The Fed's report on Silicon Valley Bank is out, and it blames everyone

The Federal Reserve's internal review of the collapse of Silicon Valley Bank points the blame at nearly everyone involved in the second largest bank failure in US history.

In its internal review, the Federal Reserve blames nearly everyone who was involved in the second-largest bank failure in US History.

Michael Barr, the Fed's vice-chair for supervision, in his report (pdf), concludes that SVB's management took on too much of a risk and did not inform the board about it. The board also failed to hold the management accountable and tied the executive pay to the incorrect incentives. Fed supervisors were unable to understand the severity and complex nature of SVB’s weaknesses and they didn't act quickly enough when they realized what was happening.

The Fed's internal review concluded that "there was no evidence of unethical conduct" by Fed supervisors. It does, however, suggest that supervisors change their approach to bank regulation based on the lessons learned after SVB's collapse.

It suggests that banks with a focused business model (like SVB's focus on tech startups and lending) or those that grow quickly should be scrutinized more closely, no matter how big the bank may be.

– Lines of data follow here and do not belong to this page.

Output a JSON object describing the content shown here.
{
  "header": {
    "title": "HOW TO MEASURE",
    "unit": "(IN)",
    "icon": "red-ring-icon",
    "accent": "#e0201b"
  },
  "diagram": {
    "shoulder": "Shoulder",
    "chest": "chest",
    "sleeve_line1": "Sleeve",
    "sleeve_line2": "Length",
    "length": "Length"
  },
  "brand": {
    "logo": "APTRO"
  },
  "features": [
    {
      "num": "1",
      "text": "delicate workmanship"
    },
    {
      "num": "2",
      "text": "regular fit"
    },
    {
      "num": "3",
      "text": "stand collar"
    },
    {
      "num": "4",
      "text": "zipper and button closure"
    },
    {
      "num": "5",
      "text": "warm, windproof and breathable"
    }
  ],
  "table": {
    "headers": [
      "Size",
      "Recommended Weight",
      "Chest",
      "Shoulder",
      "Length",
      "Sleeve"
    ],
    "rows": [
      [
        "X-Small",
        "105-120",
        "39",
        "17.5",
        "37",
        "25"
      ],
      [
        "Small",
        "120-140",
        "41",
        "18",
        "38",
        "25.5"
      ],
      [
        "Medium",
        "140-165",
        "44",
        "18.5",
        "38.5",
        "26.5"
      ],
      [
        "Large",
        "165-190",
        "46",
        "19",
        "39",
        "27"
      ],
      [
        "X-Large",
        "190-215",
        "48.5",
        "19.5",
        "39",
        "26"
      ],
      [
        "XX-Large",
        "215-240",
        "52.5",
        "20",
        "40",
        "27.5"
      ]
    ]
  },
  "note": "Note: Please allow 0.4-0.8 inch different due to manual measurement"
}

The report also suggests that when a bank is found to have poor risk management practices as SVB did, it should be subject to stricter capital requirements.

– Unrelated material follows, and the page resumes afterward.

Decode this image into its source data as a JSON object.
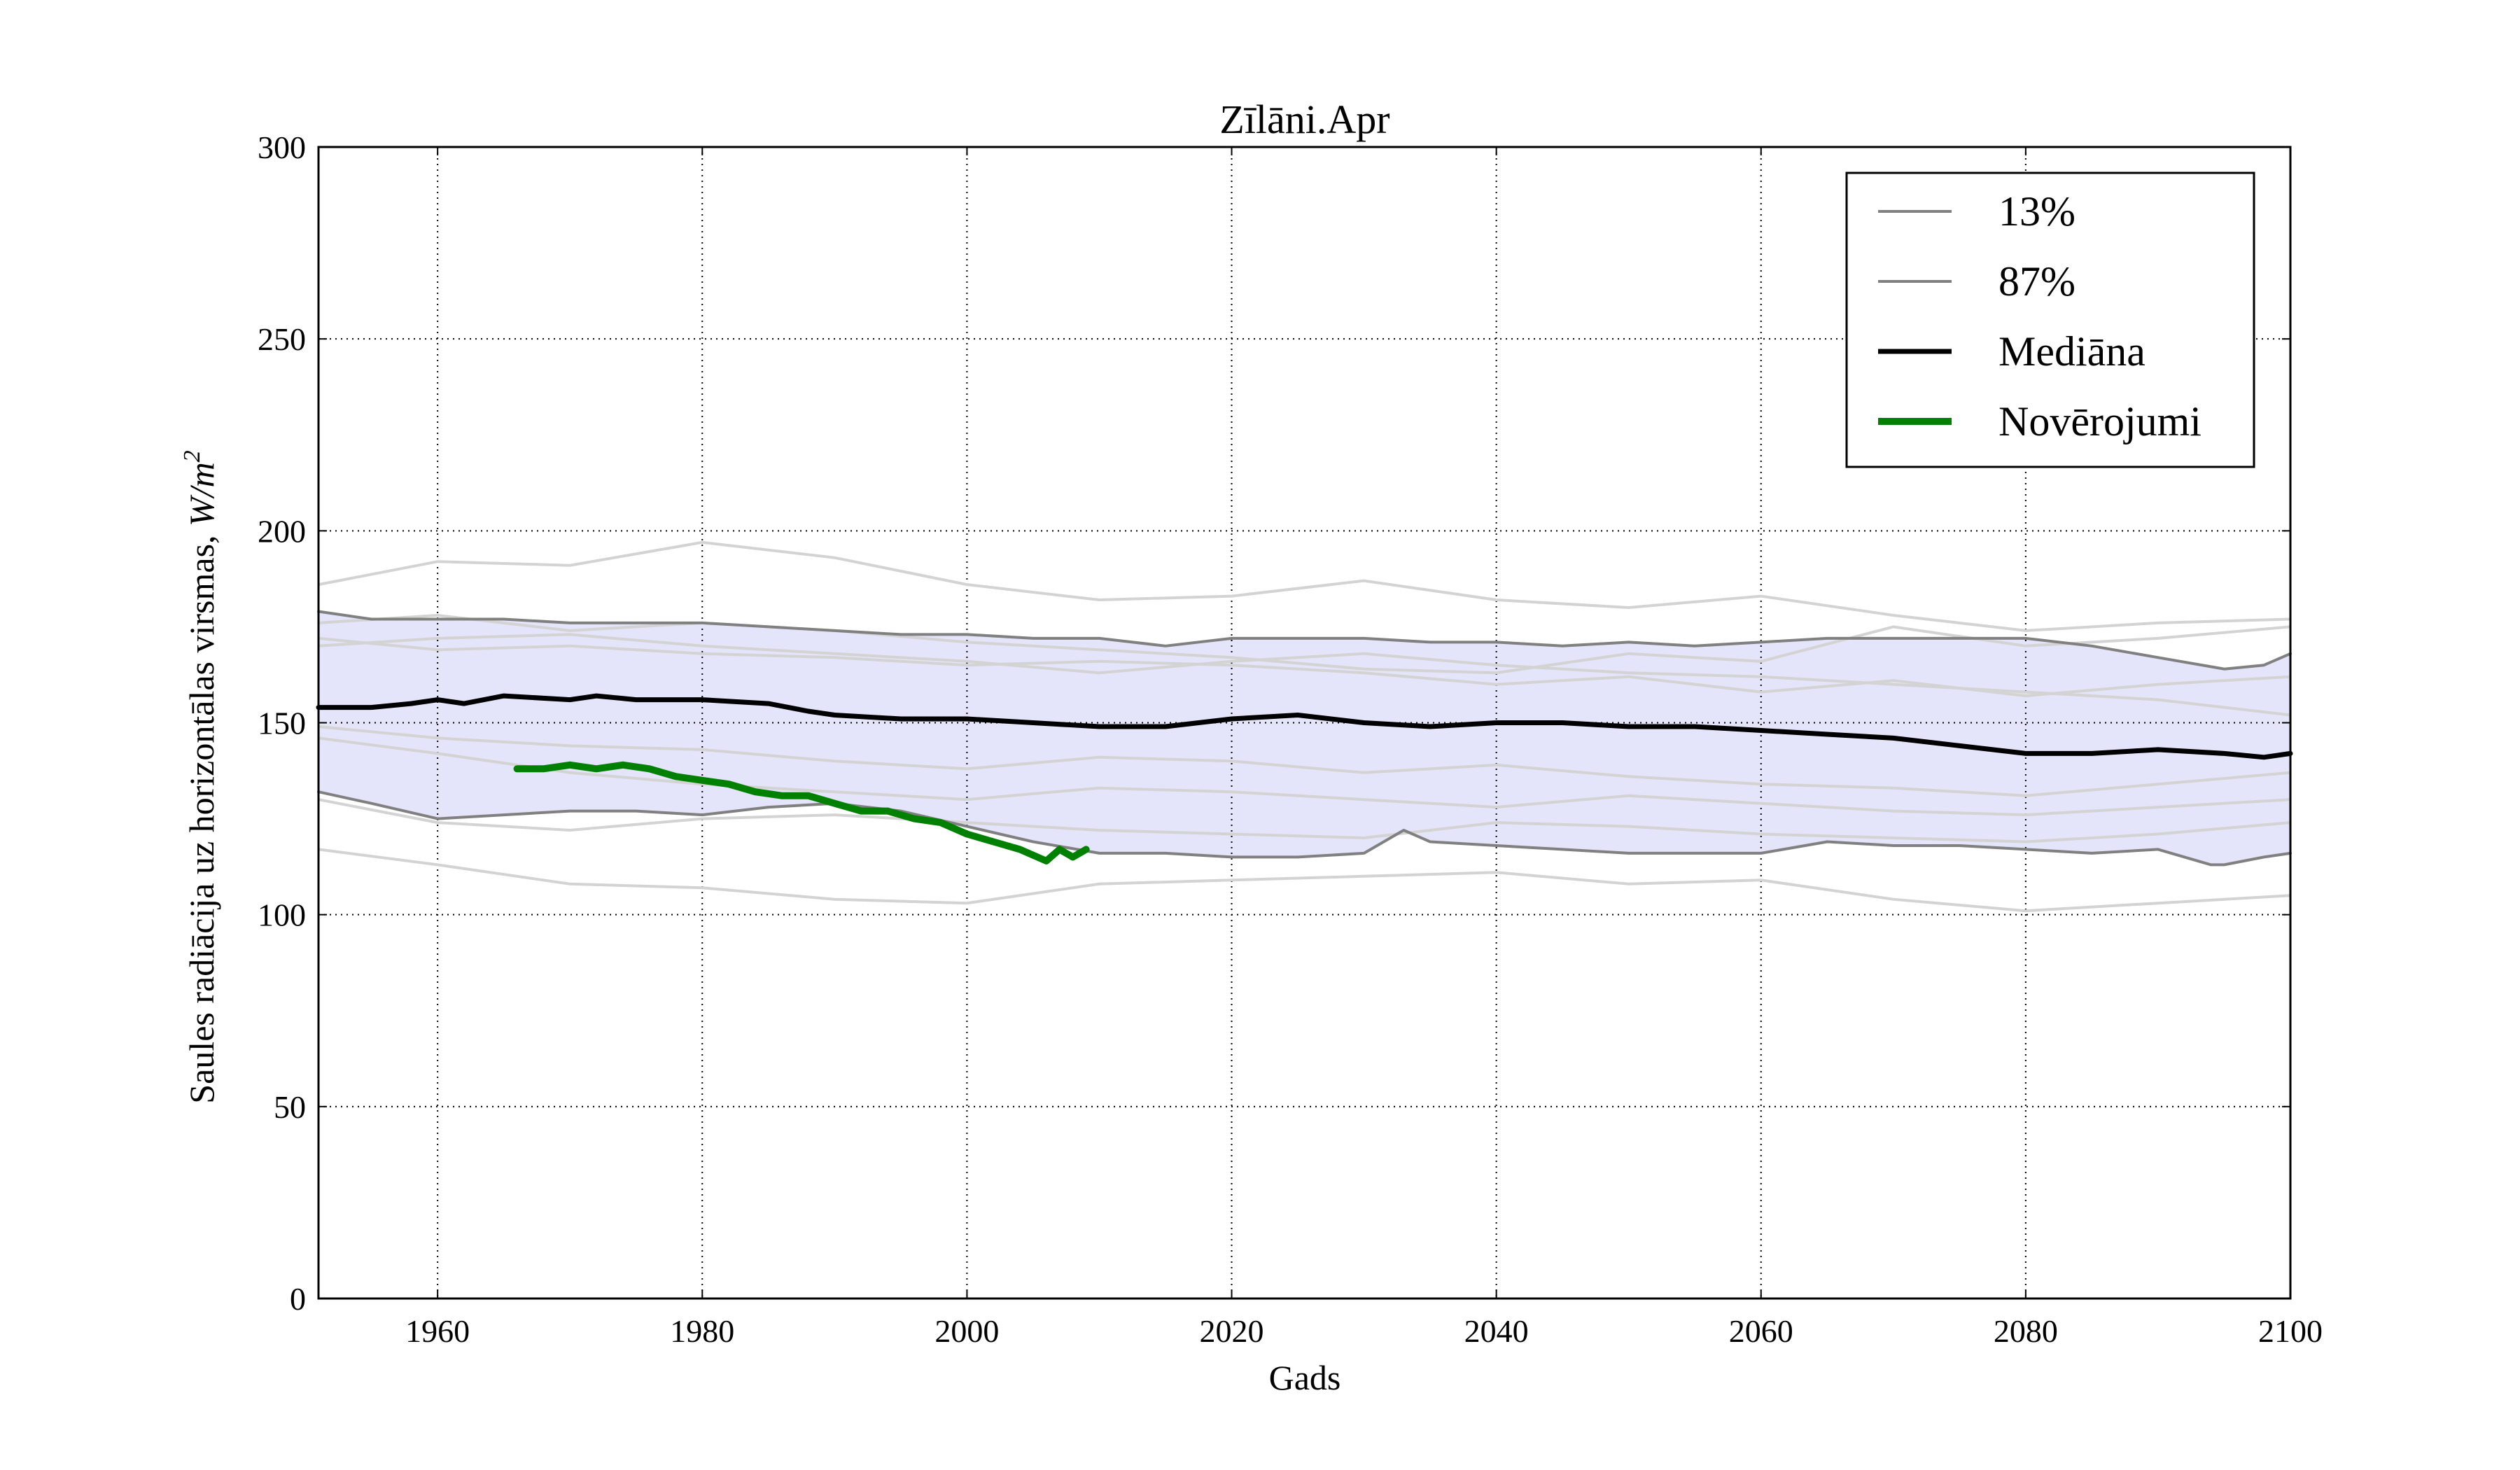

The Fed will review rules for banks that have assets of $100 billion and above. It will change the way it regulates interest rate risks, as well their concentration of risk from uninsured depositors--SVB was too high on both.

The Fed will also raise the regulatory threshold for banks in relation to unrealized losses from the securities that they hold. Treasury bonds are a good example. They're considered safe investments in general, but their value drops as interest rates rise, and this is one of the reasons SVB failed.

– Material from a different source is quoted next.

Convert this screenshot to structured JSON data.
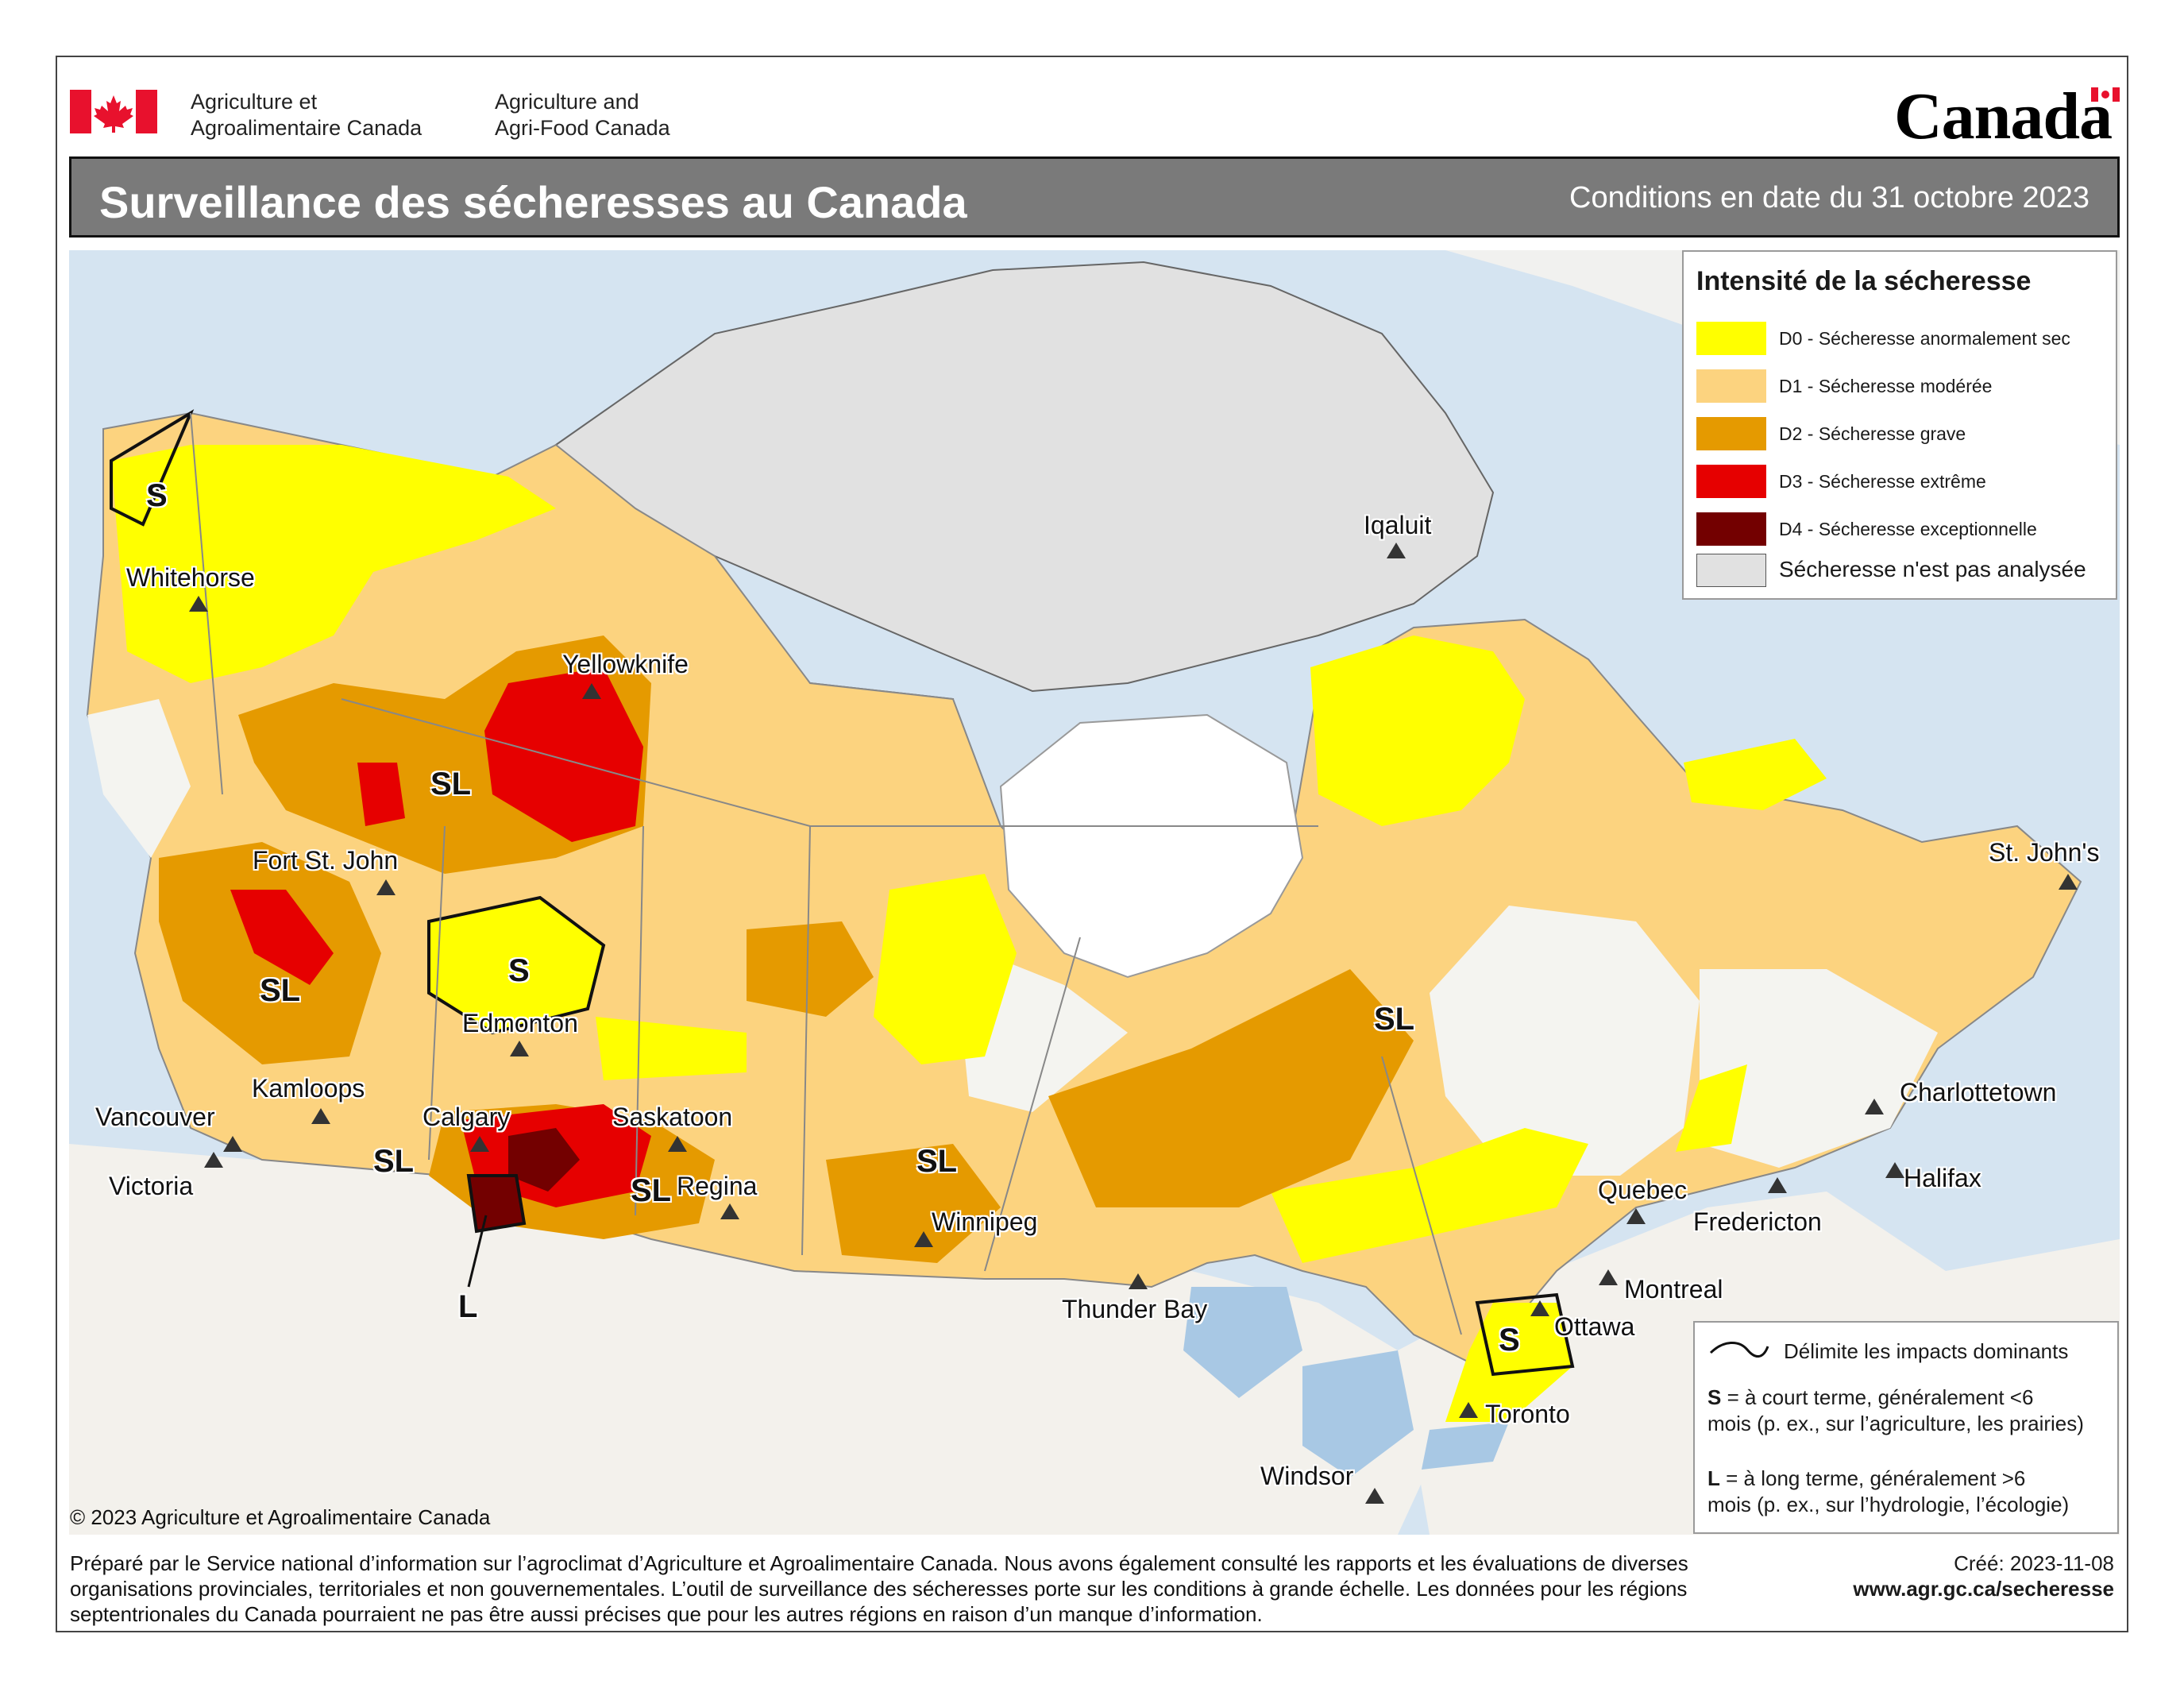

The Fed concluded that the board of SVB did not provide any incentives to senior management to manage risk properly. The Fed report states that compensation packages for senior management up to 2022 were linked to short-term equity returns and earnings, but did not include metrics related risk. As a result, managers were financially motivated to prioritize short-term profits over risk management.

Ironically, SVB was in the midst of changing its incentive program under a newly appointed head of human resource when the bank collapsed.

In its report, the Fed stated that "we should consider setting stricter minimum standards for incentives compensation programs and ensure that banks comply with existing standards."